E se fosse la vita l’unica vera forma d’arte?
Di Giovanni Paolo Magistri – biologo

Altamira (Spagna)
È generalmente riconosciuto che nel suo significato più ampio l’Arte può essere definita come “ogni attività creativa dell’uomo che conduce a forme di espressione estetica, poggiando su accorgimenti tecnici, abilità innate o acquisite e norme comportamentali derivanti dallo studio e dall’esperienza” (E. Treccani).
Personalmente, sono invece del parere che dell’arte non siamo in grado di attribuire un significato compiuto; vaghiamo ininterrottamente da centinaia di anni nel tentativo di riconoscerla, le dedichiamo pagine su pagine di pareri contrastanti, percorriamo chilometri per ammirarla o criticarla, a volte riteniamo noi stessi artefici inconsapevoli, ne abbiamo ritualizzato il suo “decesso”, eppure nonostante tutto continuiamo ad averne una grande necessità.
Qual è il motivo di questo controsenso, se di controsenso si tratta?
Che il “contenitore arte” sia troppo grande per avere una sua formulazione razionale potrebbe essere una prima spiegazione; in esso racchiudiamo principalmente la percezione del nostro vissuto, l’interdipendenza con l’operato dei nostri simili o, come spesso accade, il naufragare nel nostro io.
Jules Verne nel 1870 scriveva “Ventimila leghe sotto i mari” allargando il racconto a fantascientifici ambienti acquatici contrariamente al connazionale Victor Hugo che nel medesimo periodo (1862) proponeva il romanzo storico “I Miserabili”, o a Fëdor Dostoevskij che nel 1866 con “Delitto e castigo” dissertava sul tema della liberazione da uno “status quo” non desiderato attraverso la sofferenza.
I pittori naturalisti dell’800 proponevano una visione oggettiva della realtà, scevra da personalismi e più attenta ai dati di fatto, mentre di lì a poco Pablo Picasso iniziava un percorso artistico ben differente e- dopo aver visitato le pitture parietali del paleolitico delle grotte di Altamira (Spagna)-ebbe a dire che tutto ciò che ne è seguito era solo “decadenza”.
Jackson Pollock, pittore minimalista dello scorso secolo, amava esprimersi attraverso pennellate e colate di colore gettate istintivamente sulla tela, mentre Kazimir Malevich esponeva una tela semplicemente bianca.
Recentemente Christo con la sua installazione, usufruibile dal pubblico, di pontili galleggianti sul lago d’Iseo ha riscosso un successo indiscusso.
E quante volte, concedetemi la provocazione, abbiamo sentito critiche in positivo e altrettante negative sul libro “Pinocchio”?
Ciononostante i riconoscimenti artistici attribuiti a tutti i casi citati sono di indubbio valore e interesse.
Che cosa distingue allora un’opera d’arte da una che non la si ritenga tale?
La domanda pone un dilemma di non facile soluzione fino a condurre inevitabilmente alla conclusione che non esista propriamente una “ratio decidendi et distinguo”.

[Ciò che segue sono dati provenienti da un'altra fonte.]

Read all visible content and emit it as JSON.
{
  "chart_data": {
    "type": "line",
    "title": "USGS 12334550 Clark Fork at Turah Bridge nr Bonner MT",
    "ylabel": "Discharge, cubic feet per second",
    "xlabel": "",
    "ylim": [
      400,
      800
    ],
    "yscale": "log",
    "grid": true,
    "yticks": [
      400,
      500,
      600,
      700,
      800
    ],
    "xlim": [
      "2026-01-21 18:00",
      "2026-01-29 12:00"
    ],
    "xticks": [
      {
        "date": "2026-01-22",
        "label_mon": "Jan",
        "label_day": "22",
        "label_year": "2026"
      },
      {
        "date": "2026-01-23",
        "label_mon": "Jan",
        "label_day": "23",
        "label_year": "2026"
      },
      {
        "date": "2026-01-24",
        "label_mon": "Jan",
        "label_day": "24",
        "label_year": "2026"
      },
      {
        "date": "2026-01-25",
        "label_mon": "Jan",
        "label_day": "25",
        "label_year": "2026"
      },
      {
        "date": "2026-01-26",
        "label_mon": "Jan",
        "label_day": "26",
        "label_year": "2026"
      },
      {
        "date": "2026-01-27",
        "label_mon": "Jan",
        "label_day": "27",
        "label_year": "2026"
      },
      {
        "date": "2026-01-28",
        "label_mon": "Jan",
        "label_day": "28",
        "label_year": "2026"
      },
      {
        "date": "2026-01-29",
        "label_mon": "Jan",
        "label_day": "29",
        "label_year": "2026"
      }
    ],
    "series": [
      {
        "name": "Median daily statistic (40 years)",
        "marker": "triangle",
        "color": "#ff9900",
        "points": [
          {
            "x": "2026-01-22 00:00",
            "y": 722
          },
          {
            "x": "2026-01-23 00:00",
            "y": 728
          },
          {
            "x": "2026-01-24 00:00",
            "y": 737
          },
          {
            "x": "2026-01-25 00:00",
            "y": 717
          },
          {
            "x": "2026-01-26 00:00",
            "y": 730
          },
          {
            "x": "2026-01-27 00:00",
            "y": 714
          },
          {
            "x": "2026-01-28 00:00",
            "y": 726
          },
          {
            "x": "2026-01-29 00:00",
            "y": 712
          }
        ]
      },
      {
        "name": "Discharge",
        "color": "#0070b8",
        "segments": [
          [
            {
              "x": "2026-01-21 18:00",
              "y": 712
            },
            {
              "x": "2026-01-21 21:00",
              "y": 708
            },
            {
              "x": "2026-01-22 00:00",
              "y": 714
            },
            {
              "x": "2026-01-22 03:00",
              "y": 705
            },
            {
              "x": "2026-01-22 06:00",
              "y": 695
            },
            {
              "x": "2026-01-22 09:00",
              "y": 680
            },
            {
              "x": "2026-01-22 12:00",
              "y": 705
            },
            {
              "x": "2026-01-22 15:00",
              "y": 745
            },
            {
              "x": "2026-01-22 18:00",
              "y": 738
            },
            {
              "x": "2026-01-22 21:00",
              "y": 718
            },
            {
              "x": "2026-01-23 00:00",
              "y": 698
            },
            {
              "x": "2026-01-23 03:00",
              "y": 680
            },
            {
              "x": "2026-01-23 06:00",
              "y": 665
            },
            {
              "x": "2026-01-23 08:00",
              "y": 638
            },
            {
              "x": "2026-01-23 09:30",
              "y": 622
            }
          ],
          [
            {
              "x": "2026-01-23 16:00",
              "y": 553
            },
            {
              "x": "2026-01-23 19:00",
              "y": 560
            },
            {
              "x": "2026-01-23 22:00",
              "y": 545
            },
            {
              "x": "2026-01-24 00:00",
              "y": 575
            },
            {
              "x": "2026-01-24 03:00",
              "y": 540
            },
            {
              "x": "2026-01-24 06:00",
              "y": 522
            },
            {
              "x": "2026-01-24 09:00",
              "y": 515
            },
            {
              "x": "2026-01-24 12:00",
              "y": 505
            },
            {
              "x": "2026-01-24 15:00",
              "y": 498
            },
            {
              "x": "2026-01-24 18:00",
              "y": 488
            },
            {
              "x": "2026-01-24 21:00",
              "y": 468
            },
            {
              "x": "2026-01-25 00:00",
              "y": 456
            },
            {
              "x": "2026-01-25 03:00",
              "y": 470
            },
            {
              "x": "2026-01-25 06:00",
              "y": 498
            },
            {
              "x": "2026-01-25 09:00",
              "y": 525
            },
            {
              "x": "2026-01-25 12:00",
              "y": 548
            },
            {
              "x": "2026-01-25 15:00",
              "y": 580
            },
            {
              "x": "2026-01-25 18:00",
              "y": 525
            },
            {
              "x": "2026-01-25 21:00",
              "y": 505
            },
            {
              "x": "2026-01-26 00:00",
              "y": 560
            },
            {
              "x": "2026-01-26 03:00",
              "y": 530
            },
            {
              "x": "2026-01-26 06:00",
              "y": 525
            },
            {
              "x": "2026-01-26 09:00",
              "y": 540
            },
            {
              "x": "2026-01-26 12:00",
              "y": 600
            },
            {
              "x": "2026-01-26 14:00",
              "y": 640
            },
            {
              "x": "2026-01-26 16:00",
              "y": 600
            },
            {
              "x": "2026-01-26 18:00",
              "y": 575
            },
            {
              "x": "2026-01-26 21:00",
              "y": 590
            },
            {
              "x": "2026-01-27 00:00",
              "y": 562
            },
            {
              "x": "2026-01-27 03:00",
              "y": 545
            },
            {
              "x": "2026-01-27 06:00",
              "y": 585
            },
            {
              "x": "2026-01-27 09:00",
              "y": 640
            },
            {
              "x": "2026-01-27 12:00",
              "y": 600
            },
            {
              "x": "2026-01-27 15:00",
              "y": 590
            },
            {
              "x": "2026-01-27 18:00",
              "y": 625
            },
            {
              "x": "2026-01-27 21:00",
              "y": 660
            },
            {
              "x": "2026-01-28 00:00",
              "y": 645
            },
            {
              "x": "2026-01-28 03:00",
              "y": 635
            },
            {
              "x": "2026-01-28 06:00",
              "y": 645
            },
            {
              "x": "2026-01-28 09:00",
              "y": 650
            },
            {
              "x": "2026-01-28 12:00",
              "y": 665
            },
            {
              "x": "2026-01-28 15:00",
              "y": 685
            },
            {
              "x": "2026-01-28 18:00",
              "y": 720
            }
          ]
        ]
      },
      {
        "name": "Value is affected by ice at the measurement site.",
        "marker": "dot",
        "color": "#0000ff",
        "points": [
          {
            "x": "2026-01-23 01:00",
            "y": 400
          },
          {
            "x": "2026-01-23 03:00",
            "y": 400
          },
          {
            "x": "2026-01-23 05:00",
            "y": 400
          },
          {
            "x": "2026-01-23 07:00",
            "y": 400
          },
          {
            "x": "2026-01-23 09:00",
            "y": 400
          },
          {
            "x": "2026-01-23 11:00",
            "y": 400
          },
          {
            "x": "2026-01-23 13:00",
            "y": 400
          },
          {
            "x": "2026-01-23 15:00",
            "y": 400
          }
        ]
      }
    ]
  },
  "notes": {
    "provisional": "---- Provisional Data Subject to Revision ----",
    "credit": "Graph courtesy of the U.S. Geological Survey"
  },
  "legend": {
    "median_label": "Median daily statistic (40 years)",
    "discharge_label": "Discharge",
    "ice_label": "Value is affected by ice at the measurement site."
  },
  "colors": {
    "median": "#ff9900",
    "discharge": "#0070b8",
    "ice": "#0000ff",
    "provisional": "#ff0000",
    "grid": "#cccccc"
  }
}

Che si sia relegati, nella maggior parte dei casi e del tempo, a una vita ripetitiva e forsanche monotona è pressoché indiscutibile, ma che tale modo di comportamento sociale sia la risultante utile del nostro successo evolutivo è altrettanto una verità inconfutabile ed espressione di creatività artistica tra le più strabilianti.
Ma anche la necessità di uscire dai binari dei comportamenti socialmente consolidati trova significato come tentativo dello sperimentare nuove soluzioni evolutivamente vincenti.
Forse è la vita la più straordinaria ed unica vera opera d’arte e ancor più lo è l’unicità di ciascun essere vivente presente, passato e futuro; tutto quanto il mondo del vivente è artefice d’arte.